Она принесла ему чай, очень горький; и немного завернутых листья пилюль из Шатана, последние. Он запихал в рот столько, сколько смог, запил горьким чаем, проглотил и в изнеможении опустился на спину.
— Я отдохну и смогу ехать, — прошептал он.
— Ты не сможешь скакать через час. Или два.
— Темнота, — сказал Вейни. — Дай мне время до темноты. Ночью мы сможем пересечь равнину. Выиграем время.
Но лучше ему не стало. Наоборот, все болело, даже хуже, чем раньше. Наверно потому, что он лежит и не двигается.
Но тут, ясно и честно, ударила мысль: хуже, мне стало хуже, намного.
Мы слишком близко к воротам.
Он расслабился. Но не спал, а пролежал несколько часов до сумерек, в полузабытье, Моргейн приходила и уходила, давала ему холодной воды. — Я попробую ехать, — наконец сказал он. — Пускай они посадят меня на лошадь. Я не упаду.
Ее глаза испуганно расширились. Она на грани паники. Она нежно убрала его волосы с лица. — Мы останемся здесь, — сказала она.
— С кем? С ними? С… — От вспышки гнева боль опять набросилась на голову. Глаза наполнились слезами, ее силуэт расплылся. — Глупость, лио. Настоящая глупость. Нет времени. Их слишком много. Когда ты будешь спать? Ты не можешь — не можешь рассчитывать на меня, я не могу встать. Прости, но это не зависит от меня.
— Я справлюсь.
— Ты не должна потерпеть поражение из-за меня! Даже не думай об этом. Уезжай!
— Тише. — Слабый голос. Она погладила его лицо, наклонилась и поцеловала его, устало, очень устало. Она погладила его по щеке. — Прости меня. Верь мне. Ты доверяешь мне?

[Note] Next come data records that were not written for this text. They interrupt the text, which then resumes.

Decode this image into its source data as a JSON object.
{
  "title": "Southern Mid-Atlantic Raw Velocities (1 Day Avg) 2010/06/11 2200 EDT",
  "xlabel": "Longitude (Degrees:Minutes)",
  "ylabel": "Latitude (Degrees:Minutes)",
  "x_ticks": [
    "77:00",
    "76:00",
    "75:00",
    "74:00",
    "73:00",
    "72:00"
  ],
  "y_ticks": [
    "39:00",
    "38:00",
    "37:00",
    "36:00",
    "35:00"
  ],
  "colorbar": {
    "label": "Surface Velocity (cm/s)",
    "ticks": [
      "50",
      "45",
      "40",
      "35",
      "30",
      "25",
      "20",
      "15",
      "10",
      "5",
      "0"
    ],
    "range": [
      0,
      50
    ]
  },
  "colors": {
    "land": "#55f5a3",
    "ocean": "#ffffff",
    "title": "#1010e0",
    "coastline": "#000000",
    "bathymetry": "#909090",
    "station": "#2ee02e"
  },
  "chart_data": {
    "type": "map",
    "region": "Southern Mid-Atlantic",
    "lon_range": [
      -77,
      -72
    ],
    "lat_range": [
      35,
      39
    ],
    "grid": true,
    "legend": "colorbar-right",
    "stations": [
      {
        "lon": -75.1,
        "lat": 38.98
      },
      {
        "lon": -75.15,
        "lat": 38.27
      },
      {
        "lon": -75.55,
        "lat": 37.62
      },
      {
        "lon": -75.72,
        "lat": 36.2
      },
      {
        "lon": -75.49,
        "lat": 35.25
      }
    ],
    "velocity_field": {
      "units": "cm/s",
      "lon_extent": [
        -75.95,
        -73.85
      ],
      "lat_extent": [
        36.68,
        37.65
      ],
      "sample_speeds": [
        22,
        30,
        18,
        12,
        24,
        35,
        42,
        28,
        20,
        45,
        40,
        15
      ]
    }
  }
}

— Да, — сказал он, или подумал, что сказал. Она развязала его оплечье, вынула ящичек с камнем из-под брони и взяла себя.
— Не ему, — запротестовал он.
— Нет, не ему. Я сохраню это у себя, в безопасности.
Было так трудно оставаться в сознании. Темнота стала слишком глубокой и затопила все вокруг, спутанная и непонятная. Он хотел вернуться обратно. Он не хотел засыпать, хотел слушать ее голос.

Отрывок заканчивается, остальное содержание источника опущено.